Les Francs, peuple introuvable

C’est le règne des Mérovingiens qui a construit l’identité de ce peuple.

S’il est facile de décrire les réalisations de la dynastie mérovingienne, il s’avère plus délicat de décrire le peuple sur lequel cette famille en vient à exercer sa domination. Car si les sources romaines évoquent des populations « franques » sur les bords du Rhin depuis le III° siècle, rien ne prouve que celles-ci aient eu conscience de leur identité ethnique avant d’avoir les Mérovingiens à leur tête. Les Francs n’ont en effet ni religion unitaire, ni mythe d’origine connu. Leur anthroponymie ne diffère pas radicalement des populations environnantes et leur équipement guerrier est encore très comparable à celui des autres Barbares occidentaux. On ne leur connaît même pas le droit national particulier. En l’absence d’unité politique, on peine à comprendre comment des tribus variées peuvent avoir eu le sentiment de former un peuple unique.
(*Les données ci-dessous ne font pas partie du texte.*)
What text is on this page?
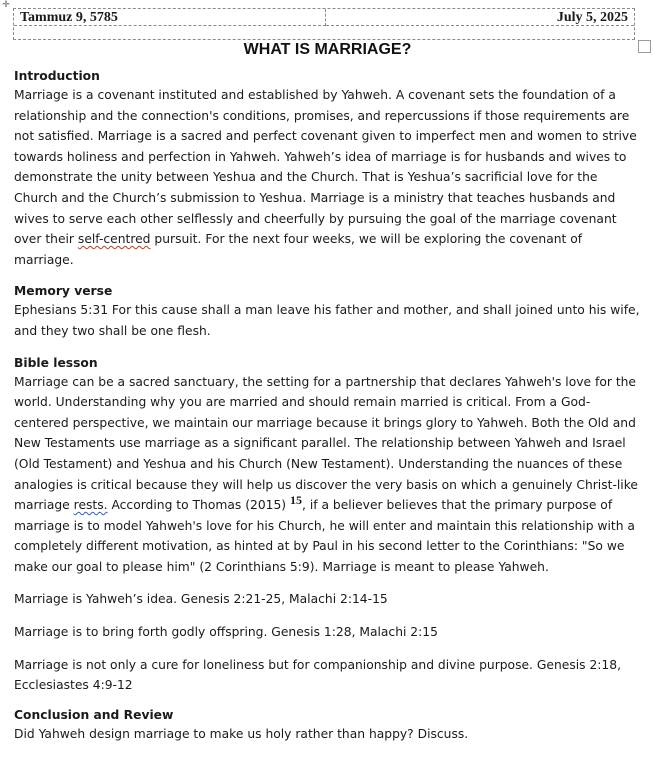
✛
Tammuz 9, 5785	July 5, 2025
WHAT IS MARRIAGE?
Introduction

Marriage is a covenant instituted and established by Yahweh. A covenant sets the foundation of a relationship and the connection's conditions, promises, and repercussions if those requirements are not satisfied. Marriage is a sacred and perfect covenant given to imperfect men and women to strive towards holiness and perfection in Yahweh. Yahweh’s idea of marriage is for husbands and wives to demonstrate the unity between Yeshua and the Church. That is Yeshua’s sacrificial love for the Church and the Church’s submission to Yeshua. Marriage is a ministry that teaches husbands and wives to serve each other selflessly and cheerfully by pursuing the goal of the marriage covenant over their self-centred pursuit. For the next four weeks, we will be exploring the covenant of marriage.

Memory verse

Ephesians 5:31 For this cause shall a man leave his father and mother, and shall joined unto his wife, and they two shall be one flesh.

Bible lesson

Marriage can be a sacred sanctuary, the setting for a partnership that declares Yahweh's love for the world. Understanding why you are married and should remain married is critical. From a God-centered perspective, we maintain our marriage because it brings glory to Yahweh. Both the Old and New Testaments use marriage as a significant parallel. The relationship between Yahweh and Israel (Old Testament) and Yeshua and his Church (New Testament). Understanding the nuances of these analogies is critical because they will help us discover the very basis on which a genuinely Christ-like marriage rests. According to Thomas (2015) 15, if a believer believes that the primary purpose of marriage is to model Yahweh's love for his Church, he will enter and maintain this relationship with a completely different motivation, as hinted at by Paul in his second letter to the Corinthians: "So we make our goal to please him" (2 Corinthians 5:9). Marriage is meant to please Yahweh.

Marriage is Yahweh’s idea. Genesis 2:21-25, Malachi 2:14-15

Marriage is to bring forth godly offspring. Genesis 1:28, Malachi 2:15

Marriage is not only a cure for loneliness but for companionship and divine purpose. Genesis 2:18, Ecclesiastes 4:9-12

Conclusion and Review

Did Yahweh design marriage to make us holy rather than happy? Discuss.
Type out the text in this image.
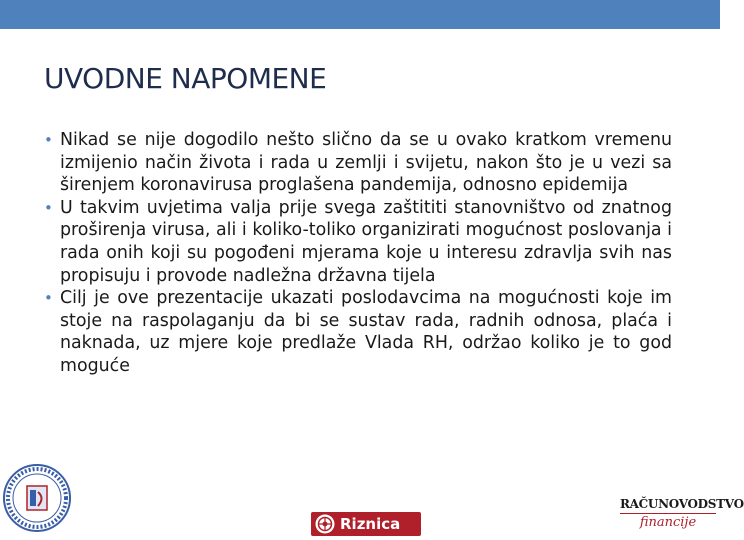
UVODNE NAPOMENE
• Nikad se nije dogodilo nešto slično da se u ovako kratkom vremenu izmijenio način života i rada u zemlji i svijetu, nakon što je u vezi sa širenjem koronavirusa proglašena pandemija, odnosno epidemija
• U takvim uvjetima valja prije svega zaštititi stanovništvo od znatnog proširenja virusa, ali i koliko-toliko organizirati mogućnost poslovanja i rada onih koji su pogođeni mjerama koje u interesu zdravlja svih nas propisuju i provode nadležna državna tijela
• Cilj je ove prezentacije ukazati poslodavcima na mogućnosti koje im stoje na raspolaganju da bi se sustav rada, radnih odnosa, plaća i naknada, uz mjere koje predlaže Vlada RH, održao koliko je to god moguće
Riznica
RAČUNOVODSTVO
financije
Tout change, assez soudainement, autour des années 480. Au nord de la Gaule, l’armement commence à prendre une grande originalité, notamment avec l’apparition de la hache de jet (la fameuse « francique ») et de la lance-harpon, l’angon. Des coutumes funéraires particulières apparaissent, marquées par les « tombes de chefs » abritant de riches chambres funéraires : au moment d’inhumer les siens, une famille peut désormais se présenter comme « franque ». L’orfèvrerie de prestige s’aligne alors sur des modèles diffusés par la royauté, avec un goût particulier pour l’usage du grenat : même la mode féminine fait l’objet d’une certaine unification. Vers la même époque, sans doute sous le règne de Clovis (481-511), la loi salique vient pour la première fois distinguer les Romains, les Francs et les autres Barbares pari les sujets du roi des Francs. Le choix du catholicisme permet en outre d’afficher sa différence religieuse par rapport aux Burgondes ou aux Wisigoths, qui adhèrent à l’hérésie arienne.

L’ensemble de ces données laissent entendre que l’émergence de la dynastie mérovingienne et la construction du peuple franc sont concomitantes. Le sentiment ethnique semble d’autant plus se renforcer que l’homme qui s’intitule « roi des Francs » remporte des victoires militaires ou qu’il accorde des immunités d’impôts à ceux qu’il identifie comme ses concitoyens. L’ethnogenèse franque apparaît ainsi comme un mouvement principalement politique, dont le succès s’inscrit dans la longue durée. Vers 500, seule l’élite militaire du royaume mérovingien est décrite comme franque. Mais, un siècle et demi plus tard, tout homme libre sujet du roi mérovingien se voit qualifié de « Franc ».

Bruno Dumézil, article « Le bon temps des rois mérovingiens », revue l’Histoire n°358, Novembre 2010, page 46.